Imperial operates a network of 3,100 service stations across the country under the trade name Esso, while Texaco owns 1,800 stations. A Texaco official said that Imperial may sell as many as 1,000 Texaco outlets, located in British Columbia, the Prairies and Atlantic Canada, but will likely keep the Ontario and Quebec stations. The official also said that reports have circulated within Texaco that Imperial has already lined up prospective buyers. Calgary-based Chevron Canada Resources Ltd. will take the B.C. stations, while Calgary-based Husky Oil Ltd. will buy the Prairie outlets. Prospective buyers of the Atlantic stations include Toronto-based Ultramar Canada Inc. and Irving Oil Ltd. of Saint John, N.B.

Although Imperial is committed to selling some of the Texaco assets, it has promised to keep all Texaco employees on its payroll for at least two years. But some outside observers contend that the guarantee will merely cover a transition period and that, once the two companies are merged, layoffs will be inevitable. Denis Mote, oil and gas analyst with the Toronto-based brokerage firm Maison Placements Inc., said: “You don’t need two presidents, two marketing managers and two head offices. There will be some fallout.”

Dramatic: The most dramatic effect of the Molson-Carling merger will likely be the closure of several small breweries across Canada. Under existing provincial regulations, beer-makers must operate a brewery in a province if they want to sell there. As a result, Molson currently operates nine breweries in seven provinces, while Carling has seven plants in as many provinces.

While the Molson and Carling breweries will merge into one corporate entity, Wardair may survive as a separate division of Canadian Airlines catering to the holiday charter market. Ward will remain chairman of Wardair, and George Curley will continue as president.

Wardair’s losses in the first nine months of 1988 were $17.7 million, compared with $15.9 million for all of 1987. Ward said that the continuing losses, combined with intense price competition and the high cost of new aircraft, finally convinced him that he could no longer operate independently. Said Ward: “Quite frankly, we just didn’t have enough money to hold out for the additional year to a year and a half it would take to turn Wardair into a regularly scheduled carrier.”

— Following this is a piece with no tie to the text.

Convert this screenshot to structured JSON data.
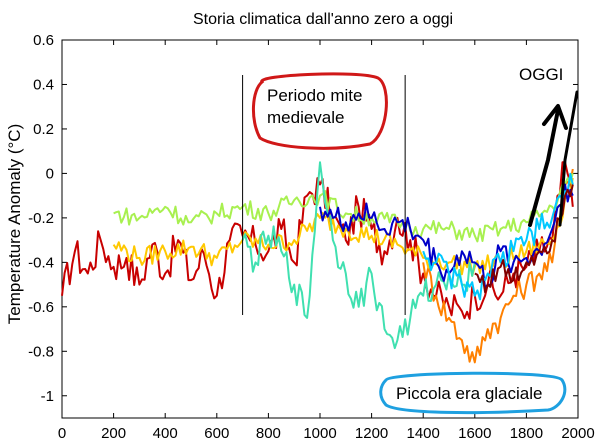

Canadian Airlines, through its parent company, Calgary-based PWA Corp. Ltd., is buying all the outstanding Wardair shares at $17.25 each for a total of $248 million. Ward, who founded the company 35 years ago as a bush operation serving remote northern communities, will receive more than $70 million from the sale. The Imperial acquisition of Texaco is an equally straightforward cash offer to buy all the outstanding common shares at $41.23 apiece. Texaco Inc. owns 78 per cent of the stock in Texaco Canada.

The Molson-Carling merger was a different deal. The Molson Cos. and Carling O’Keefe Ltd. each will own half of the new Molson Breweries. But Molson’s brewing assets are valued at $1 billion compared with Carling’s $560 million. To equalize the investments, The Molson Cos. will be able to withdraw $440 million in cash from the brewing company.

Major: Although Canada is now a country with just two major breweries, Elders chairman John Elliott insisted that similar consolidations in Australia, the United States and some European companies had produced more intense competition among the larger, stronger survivors. Similarly, Ward said that Canadians will be better served by two strong national airlines, although prices will likely increase with one less company competing for passengers—especially because Wardair was one of the industry leaders in discount fares. As for the Imperial-Texaco merger, some analysts say reducing concentration will lead to higher gasoline and fuel-oil prices. While questions about the impact of the mergers will linger, perhaps for months, Canadians can be certain that they have witnessed a dramatic restructuring of three major industries, as Canadian business moves farther onto the world stage.